Berthita warns that the claim of the Agua Zarca dam financiers that they are withdrawing funds needs to be met with skepticism, because they have made similar claims in the past. She explains that is why COPINH demands that the Honduran government revoke concessions to companies intend on building hydroelectric dams now and in the future, and that companies also make reparations for damages done in the community.
COPINH adds, “The most recent communication from the FMO [another funder of the dam] indicates that they intend to make the exit announcement in the coming weeks. The community of Río Blanco, COPINH and a large part of Honduran and international society continue to wait for this final exit to end the financing of death in the Lenca communities.”
The Guardian reports that three financial institutions had pledged loans worth $44 million for the Agua Zarca dam. Desarrollos Energéticos SA (Desa), the private company behind Agua Zarca, has two major shareholders: Potencia y Energía de Mesoamérica (Pemsa), a Panama-registered company whose president—former military intelligence officer Roberto Castillo—is also president of Desa. The other, Inversiones Las Jacaranda, is owned by the powerful Atala Zablah family, who are also on the Desa board.
Desa secured loans from Dutch bank FMO, Finnish finance company FinnFund and the Central American Bank of Economic Integration. FMO and FinnFund suspended their loans after police arrested a Desa employee in connection with Berta’s murder in May 12016. Now, all three investors have reportedly agreed to withdraw investments from the Agua Zarca project, though their financial pullout is still pending. And after decades of lies and violence, the Lenca people will remain unconvinced until the exit is final, and companies take responsibility for the damage they have already wrought.
The hydroelectric project had aimed to expropriate Indigenous Lenca territory and privatize the Gualcarque River, a common resource of Lenca and Honduran people. At the same time, it threatened access to water and destroyed a sacred area of the Lenca people.
The concession granted by the government to carry out the Agua Zarca project did not have the free, prior and informed consent of the people living in the affected area, in violation to the Convention 169 of the ILO and the United Nations Declaration of the Rights of Indigenous People.

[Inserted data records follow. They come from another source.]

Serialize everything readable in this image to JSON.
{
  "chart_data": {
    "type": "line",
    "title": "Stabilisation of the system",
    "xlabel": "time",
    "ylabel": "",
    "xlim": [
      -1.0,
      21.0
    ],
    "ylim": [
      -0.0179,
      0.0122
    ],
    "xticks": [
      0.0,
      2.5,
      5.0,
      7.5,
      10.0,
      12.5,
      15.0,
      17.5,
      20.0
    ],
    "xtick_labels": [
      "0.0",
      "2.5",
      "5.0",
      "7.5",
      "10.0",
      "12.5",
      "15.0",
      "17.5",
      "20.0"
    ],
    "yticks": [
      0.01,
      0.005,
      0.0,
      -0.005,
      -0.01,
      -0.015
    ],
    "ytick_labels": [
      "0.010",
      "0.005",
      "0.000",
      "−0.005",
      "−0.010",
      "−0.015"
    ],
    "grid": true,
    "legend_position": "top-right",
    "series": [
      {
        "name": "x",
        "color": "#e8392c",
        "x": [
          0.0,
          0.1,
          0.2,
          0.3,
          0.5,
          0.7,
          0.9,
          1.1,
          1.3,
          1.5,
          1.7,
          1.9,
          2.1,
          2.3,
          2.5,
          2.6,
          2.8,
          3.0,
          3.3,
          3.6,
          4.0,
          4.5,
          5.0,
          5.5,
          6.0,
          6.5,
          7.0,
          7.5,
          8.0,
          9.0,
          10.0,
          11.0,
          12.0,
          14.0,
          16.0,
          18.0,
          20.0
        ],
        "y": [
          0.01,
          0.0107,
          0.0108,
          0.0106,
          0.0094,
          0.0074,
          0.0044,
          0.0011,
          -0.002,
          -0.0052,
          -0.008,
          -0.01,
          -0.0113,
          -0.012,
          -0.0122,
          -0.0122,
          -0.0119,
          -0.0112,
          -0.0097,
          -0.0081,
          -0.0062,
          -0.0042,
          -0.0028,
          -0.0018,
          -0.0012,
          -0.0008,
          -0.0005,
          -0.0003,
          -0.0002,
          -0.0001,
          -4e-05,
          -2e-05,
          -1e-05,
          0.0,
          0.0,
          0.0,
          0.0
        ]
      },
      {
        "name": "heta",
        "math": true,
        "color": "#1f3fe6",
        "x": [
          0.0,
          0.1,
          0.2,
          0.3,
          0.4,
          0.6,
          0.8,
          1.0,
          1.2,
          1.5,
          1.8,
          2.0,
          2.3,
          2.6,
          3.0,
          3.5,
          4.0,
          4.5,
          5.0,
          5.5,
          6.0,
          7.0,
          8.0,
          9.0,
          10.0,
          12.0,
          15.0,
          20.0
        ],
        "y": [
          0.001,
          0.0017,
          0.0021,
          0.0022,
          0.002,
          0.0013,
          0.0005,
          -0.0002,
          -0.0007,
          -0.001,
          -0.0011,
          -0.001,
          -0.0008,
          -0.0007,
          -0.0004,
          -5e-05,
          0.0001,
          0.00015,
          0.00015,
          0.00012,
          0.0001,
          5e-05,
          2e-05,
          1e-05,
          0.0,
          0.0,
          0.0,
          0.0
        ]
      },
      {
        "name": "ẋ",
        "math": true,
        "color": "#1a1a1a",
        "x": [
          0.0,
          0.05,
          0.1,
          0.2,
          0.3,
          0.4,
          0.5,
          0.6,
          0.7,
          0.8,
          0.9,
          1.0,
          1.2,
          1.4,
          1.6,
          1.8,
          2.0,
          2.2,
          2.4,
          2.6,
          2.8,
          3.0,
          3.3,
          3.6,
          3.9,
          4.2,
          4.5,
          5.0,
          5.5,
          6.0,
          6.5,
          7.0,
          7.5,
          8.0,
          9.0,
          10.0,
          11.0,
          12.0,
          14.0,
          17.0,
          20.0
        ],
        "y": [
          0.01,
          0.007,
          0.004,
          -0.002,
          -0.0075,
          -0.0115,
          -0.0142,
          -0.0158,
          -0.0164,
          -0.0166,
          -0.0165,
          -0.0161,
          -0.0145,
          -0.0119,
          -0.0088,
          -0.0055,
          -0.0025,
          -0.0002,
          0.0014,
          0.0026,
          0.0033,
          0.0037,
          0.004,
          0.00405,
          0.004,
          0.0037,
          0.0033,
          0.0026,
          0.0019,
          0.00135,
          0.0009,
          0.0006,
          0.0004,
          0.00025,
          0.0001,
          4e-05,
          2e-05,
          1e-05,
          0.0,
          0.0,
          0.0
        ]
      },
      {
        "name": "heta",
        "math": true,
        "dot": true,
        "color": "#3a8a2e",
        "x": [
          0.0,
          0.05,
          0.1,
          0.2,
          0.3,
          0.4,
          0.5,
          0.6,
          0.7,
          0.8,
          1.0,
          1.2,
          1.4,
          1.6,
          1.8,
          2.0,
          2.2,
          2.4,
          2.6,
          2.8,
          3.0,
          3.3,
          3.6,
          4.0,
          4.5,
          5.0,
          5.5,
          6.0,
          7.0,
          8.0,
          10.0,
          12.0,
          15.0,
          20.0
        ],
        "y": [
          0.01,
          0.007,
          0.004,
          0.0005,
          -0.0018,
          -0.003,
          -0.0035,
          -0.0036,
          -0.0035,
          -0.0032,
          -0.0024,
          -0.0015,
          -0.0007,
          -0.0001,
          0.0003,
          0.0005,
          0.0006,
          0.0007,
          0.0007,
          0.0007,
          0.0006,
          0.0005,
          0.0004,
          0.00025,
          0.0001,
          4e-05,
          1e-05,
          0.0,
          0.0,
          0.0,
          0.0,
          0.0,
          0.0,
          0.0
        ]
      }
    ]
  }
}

As COPINH’s statements make clear, they will continue to stand strong to protect their territory and human rights: “COPINH holds the FMO, Finn Fund and BCIE are allied to the murderous company DESA for any acts of violence, threats, murder or attacks that result from the process that banks seek to impose as part of their exit or delay in their departure. Berta vive, COPINH continues! With the ancestral force of Berta, Lempira, Mota and Etempica, our voices are full of life, justice, dignity, freedom and peace!”
At Grassroots International, we join COPINH in holding out hope that financiers will indeed pull out of the Agua Zarca project—completely and finally. And when they finally do, it will be a true testament to the courage and hard work of COPINH members. We continue to demand an end to the murder, persecution, militarization, and criminalization of all defenders of the Honduran people, and a final and permanent withdrawal of investments in land and water grabs in Honduras.